I always seem to wrestle with this subject more than any other in my life. Not just with the people with whom I am called to serve but with myself as well. “I therefore urge you, brothers, in view of God’s mercies, to offer your bodies as living sacrifices that are holy and pleasing to God, for this is the reasonable way for you to worship.” Romans 12:1 ISV
That phrase ‘living sacrifice’ leaped off the page today. No where else is there a reference that I could find to ‘a living sacrifice’. Imagine how hard it would be to keep a living lamb from getting down from the altar and running off. It would be a constant struggle to keep it in place; frustrated because it wouldn’t retain its position of sacrifice. Doesn’t that example our every day lives? Every morning that I wake up I am having to put something back on the altar. Pride that I thought had perished. Anger and angst that I was sure had been alleviated the last trip I made into his presence. Thirsts that I was sure were quenched and hungers that had been allayed and diminished by his living word. But just like Paul, I find that I cannot expect what I put on the altar yesterday to still be lying there dormant and docile today. He is teaching me that this process is a form of worship.
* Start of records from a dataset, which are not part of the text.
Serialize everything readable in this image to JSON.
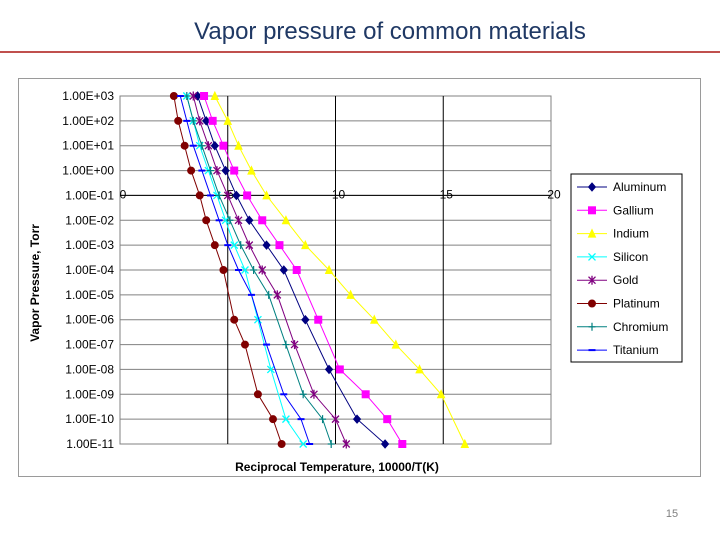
{
  "slide": {
    "title": "Vapor pressure of common materials",
    "page_number": "15"
  },
  "chart_data": {
    "type": "line",
    "title": "",
    "xlabel": "Reciprocal Temperature, 10000/T(K)",
    "ylabel": "Vapor Pressure, Torr",
    "x_scale": "linear",
    "y_scale": "log",
    "xlim": [
      0,
      20
    ],
    "ylim": [
      1e-11,
      1000
    ],
    "x_ticks": [
      "0",
      "5",
      "10",
      "15",
      "20"
    ],
    "y_ticks": [
      "1.00E+03",
      "1.00E+02",
      "1.00E+01",
      "1.00E+00",
      "1.00E-01",
      "1.00E-02",
      "1.00E-03",
      "1.00E-04",
      "1.00E-05",
      "1.00E-06",
      "1.00E-07",
      "1.00E-08",
      "1.00E-09",
      "1.00E-10",
      "1.00E-11"
    ],
    "x_axis_crosses_at": 0.1,
    "grid": "major x and y",
    "legend_position": "right",
    "series": [
      {
        "name": "Aluminum",
        "color": "#000080",
        "marker": "diamond",
        "x": [
          3.6,
          4.0,
          4.4,
          4.9,
          5.4,
          6.0,
          6.8,
          7.6,
          8.6,
          9.7,
          11.0,
          12.3
        ],
        "y": [
          1000,
          100,
          10,
          1,
          0.1,
          0.01,
          0.001,
          0.0001,
          1e-06,
          1e-08,
          1e-10,
          1e-11
        ]
      },
      {
        "name": "Gallium",
        "color": "#ff00ff",
        "marker": "square",
        "x": [
          3.9,
          4.3,
          4.8,
          5.3,
          5.9,
          6.6,
          7.4,
          8.2,
          9.2,
          10.2,
          11.4,
          12.4,
          13.1
        ],
        "y": [
          1000,
          100,
          10,
          1,
          0.1,
          0.01,
          0.001,
          0.0001,
          1e-06,
          1e-08,
          1e-09,
          1e-10,
          1e-11
        ]
      },
      {
        "name": "Indium",
        "color": "#ffff00",
        "marker": "triangle",
        "x": [
          4.4,
          5.0,
          5.5,
          6.1,
          6.8,
          7.7,
          8.6,
          9.7,
          10.7,
          11.8,
          12.8,
          13.9,
          14.9,
          16.0
        ],
        "y": [
          1000,
          100,
          10,
          1,
          0.1,
          0.01,
          0.001,
          0.0001,
          1e-05,
          1e-06,
          1e-07,
          1e-08,
          1e-09,
          1e-11
        ]
      },
      {
        "name": "Silicon",
        "color": "#00ffff",
        "marker": "x",
        "x": [
          3.1,
          3.4,
          3.7,
          4.1,
          4.5,
          4.9,
          5.3,
          5.8,
          6.4,
          7.0,
          7.7,
          8.5
        ],
        "y": [
          1000,
          100,
          10,
          1,
          0.1,
          0.01,
          0.001,
          0.0001,
          1e-06,
          1e-08,
          1e-10,
          1e-11
        ]
      },
      {
        "name": "Gold",
        "color": "#800080",
        "marker": "star",
        "x": [
          3.4,
          3.7,
          4.1,
          4.5,
          5.0,
          5.5,
          6.0,
          6.6,
          7.3,
          8.1,
          9.0,
          10.0,
          10.5
        ],
        "y": [
          1000,
          100,
          10,
          1,
          0.1,
          0.01,
          0.001,
          0.0001,
          1e-05,
          1e-07,
          1e-09,
          1e-10,
          1e-11
        ]
      },
      {
        "name": "Platinum",
        "color": "#800000",
        "marker": "circle",
        "x": [
          2.5,
          2.7,
          3.0,
          3.3,
          3.7,
          4.0,
          4.4,
          4.8,
          5.3,
          5.8,
          6.4,
          7.1,
          7.5
        ],
        "y": [
          1000,
          100,
          10,
          1,
          0.1,
          0.01,
          0.001,
          0.0001,
          1e-06,
          1e-07,
          1e-09,
          1e-10,
          1e-11
        ]
      },
      {
        "name": "Chromium",
        "color": "#008080",
        "marker": "plus",
        "x": [
          3.1,
          3.4,
          3.8,
          4.2,
          4.6,
          5.1,
          5.6,
          6.2,
          6.9,
          7.7,
          8.5,
          9.4,
          9.8
        ],
        "y": [
          1000,
          100,
          10,
          1,
          0.1,
          0.01,
          0.001,
          0.0001,
          1e-05,
          1e-07,
          1e-09,
          1e-10,
          1e-11
        ]
      },
      {
        "name": "Titanium",
        "color": "#0000ff",
        "marker": "dash",
        "x": [
          2.8,
          3.1,
          3.4,
          3.8,
          4.2,
          4.6,
          5.0,
          5.5,
          6.1,
          6.8,
          7.6,
          8.4,
          8.8
        ],
        "y": [
          1000,
          100,
          10,
          1,
          0.1,
          0.01,
          0.001,
          0.0001,
          1e-05,
          1e-07,
          1e-09,
          1e-10,
          1e-11
        ]
      }
    ]
  }
}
Paul’s honesty and vulnerability are great gifts to me this morning. His freedom to acknowledge both his anguish and his joy in the same paragraph gives me tremendous encouragement and focus. Posing and pretending were crucified at Calvary. Despair and hopelessness were sabotaged by your resurrection. Fear and uncertainty are domesticated by your ascension and present reign. And though I cannot cast out a work of the flesh, I am persuaded that your power and grace working in tandem within me can keep my life on the altar.
Jesus, in the midst of everything I’d love to fix, change or eliminate, help me to be far more preoccupied with the treasure within than with the pressures without. If your all-surpassing power will be shown most dramatically through my weakness, I surrender to your will. If your incomparable beauty will be most clearly revealed through my hardships, I surrender to your ways. If your redeeming purposes will be most fully realized through my brokenness, I surrender to you.
The altar in my life parades my level of commitment ever before me. Surrender is never an easy proposition. Use your word to highlight my blind-spots and underscore my shortcomings. Let me chose today a deeper level of commitment.